We both made an error. All heads would be 1/32, all tails would be 1/32, so all heads or tails would be 1/16. Mea culpa et youa culpa. The point I’m making is that pure chance is not unlikely in this scenario.
OP mentioned that the left and right socks are interchangeable, so even if one foot causes more wear (extremely likely), that foot shouldn’t always be wearing the same sock.
Which makes me think of another possibility: that assumption is false. The sock does in fact have some apparent “handedness”. Perhaps it’s a subtle manufacturing difference, or some shape that the socks acquire with increasing wear. Whatever the cause, he’s unconsciously noticing it and following a preference.
And if you’re like me, you don’t rotate every pair of socks evenly. You wear a pair, wash it in the day’s laundry, and it goes right back on top of the stack.
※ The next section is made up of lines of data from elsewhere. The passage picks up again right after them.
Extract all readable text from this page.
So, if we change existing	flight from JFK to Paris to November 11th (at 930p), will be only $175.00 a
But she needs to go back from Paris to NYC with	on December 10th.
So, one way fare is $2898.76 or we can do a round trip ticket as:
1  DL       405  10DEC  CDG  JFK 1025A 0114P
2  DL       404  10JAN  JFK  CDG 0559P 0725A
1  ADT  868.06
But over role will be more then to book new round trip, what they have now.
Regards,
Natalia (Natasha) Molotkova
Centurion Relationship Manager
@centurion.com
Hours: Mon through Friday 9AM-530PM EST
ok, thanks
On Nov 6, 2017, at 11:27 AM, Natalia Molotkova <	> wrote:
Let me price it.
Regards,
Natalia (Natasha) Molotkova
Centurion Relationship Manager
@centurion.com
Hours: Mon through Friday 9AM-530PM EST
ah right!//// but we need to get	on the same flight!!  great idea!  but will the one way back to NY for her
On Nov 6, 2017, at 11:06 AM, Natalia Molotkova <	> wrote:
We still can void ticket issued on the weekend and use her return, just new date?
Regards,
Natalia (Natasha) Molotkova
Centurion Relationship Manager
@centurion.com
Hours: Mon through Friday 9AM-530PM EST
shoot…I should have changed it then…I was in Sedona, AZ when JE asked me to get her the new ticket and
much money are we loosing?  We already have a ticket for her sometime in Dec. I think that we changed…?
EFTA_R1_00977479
That wouldn’t affect handedness, but it accelerates wear that might drive an unconscious preference.
If the right side wears socks at a significantly higher rate then the left, chances are you are going to find the holes on the right. To put this in an extreme, let’s say the left doesn’t wear the socks at all, thus all hole will be on the right.
Something else I just recalled: Most of my holes occur when pulling my sock on or off, because the tugging force is too much for the weakened heel fabric. Out of habit, I always do my right sock first. And I’m right-handed, so I’m probably using more force on the right side.
So I think that most of the rips I noticed actually happened that same day, and it’s probably because I use too much force handling them that day, and I always use more force on the right side. If those assumptions are all true, then it would make sense that I usually notice holes on the right side, because that’s where I’m making them.